In those days, all my nerd pals and I figured the opening up and democratization of the Internet was going to make data available to the world (happened, then we figured out paywalls), we'd allow communication with different peoples around the world (done), we figured it would democratize the world (nope), we felt it would make education cheap and available for all (not completely by any means), and we thought it would be a place of scientific discourse, a place to advance and improve culture and our socities (and this was one of the biggest failures... silos, the anonymity used for abusive behaviours, the focus on monetization) and we thought it would give a voice to the most vulnerable and giving everyone would improve things (naive, and a failure - the marginalized still are, the fascists are using the tech for recruiting, everyone having a voice doesn't actually improve discourse as not all voices are of equal value or validity it turns out).
What we did not see was:
- tech companies so big, so global they would exceed government's ability to pursue
- the power of global scope corporations to control elections by the vast monies they can deploy
- the rise of the ignorant and angry
- the failure of amity and cooperation in governments
- the rise of Russia again and China becoming the worlds coming world power
- management for corporations that is more 'burns and get out with $$$' rather than 'manage as if going concern'
- the potential threats of A.I., of broadcast our presence to the cosmos, and tech like nanites and genetic engineering
- the impact the ubiquity of the net has had on kids - cyberbullying, anxiety when removed from their phones, huge social pressures, access to lots of inappropriate messaging that are not age appropriate
- massive problems with cracking, ransomware, state-sponsored cyberattacks on infrastructure (and hospitals)
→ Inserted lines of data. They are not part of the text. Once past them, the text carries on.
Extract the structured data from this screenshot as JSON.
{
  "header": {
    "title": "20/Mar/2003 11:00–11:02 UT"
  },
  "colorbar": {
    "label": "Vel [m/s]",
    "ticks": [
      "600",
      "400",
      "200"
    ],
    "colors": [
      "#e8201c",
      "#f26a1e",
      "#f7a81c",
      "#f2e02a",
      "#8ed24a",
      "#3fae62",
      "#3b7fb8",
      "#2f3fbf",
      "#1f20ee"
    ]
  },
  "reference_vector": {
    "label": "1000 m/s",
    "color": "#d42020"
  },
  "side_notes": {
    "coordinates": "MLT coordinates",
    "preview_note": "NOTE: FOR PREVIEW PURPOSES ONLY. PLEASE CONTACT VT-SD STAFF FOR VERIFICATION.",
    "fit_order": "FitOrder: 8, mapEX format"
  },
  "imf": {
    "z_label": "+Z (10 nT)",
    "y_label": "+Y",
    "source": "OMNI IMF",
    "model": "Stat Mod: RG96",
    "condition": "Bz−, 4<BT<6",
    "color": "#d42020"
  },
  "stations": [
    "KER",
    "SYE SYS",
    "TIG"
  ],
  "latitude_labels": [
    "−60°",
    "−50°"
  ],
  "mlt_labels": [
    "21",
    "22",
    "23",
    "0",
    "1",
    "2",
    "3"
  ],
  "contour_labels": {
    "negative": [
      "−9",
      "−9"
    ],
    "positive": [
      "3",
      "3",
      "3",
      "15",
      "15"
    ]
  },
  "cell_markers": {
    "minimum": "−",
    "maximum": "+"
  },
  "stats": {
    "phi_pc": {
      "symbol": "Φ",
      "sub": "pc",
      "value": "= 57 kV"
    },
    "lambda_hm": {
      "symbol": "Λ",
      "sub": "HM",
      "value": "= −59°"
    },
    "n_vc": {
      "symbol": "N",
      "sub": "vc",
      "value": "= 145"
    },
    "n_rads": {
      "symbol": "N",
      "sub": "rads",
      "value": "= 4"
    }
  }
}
So, I mention that just to say that we looked to the future in the late 80s/early 90s, we were optimistic. We recognized some of the good that could be done, but missed most of the problems. We also missed timelines and many developments we didn't see coming. And some of those have the potential to change how fast advancements occur in the future (national siloing of knowledge, possible near term armed conlficts that could go global, many scientific and commercial enterprises have taken what used to be free or citizen provided knowledge and put them behind paywalls, etc).
Think about my grandfather (gone now) who lived 1898 to 1989. He saw the coming of radio, TV, computers, automobiles, space travel, cures and treatments for many things. That's all to the good. But he saw two world wars (fought in one), nuclear weapons developed and deployed, the cold war, environmental issues rising, etc. Much has changed, but if we look at the situtation on the Russian border now, it looks a lot like before 1939's invasion of Poland.
It's quite easy to think that our fast-advancements are a sign of an amazing future, but it may well be we are more 'Elysium' with the rich living in gated habitats while the world is a poor favella because labour isn't worth much. If that happens, we'll be having a lot less scientific progress at least as long as that exists.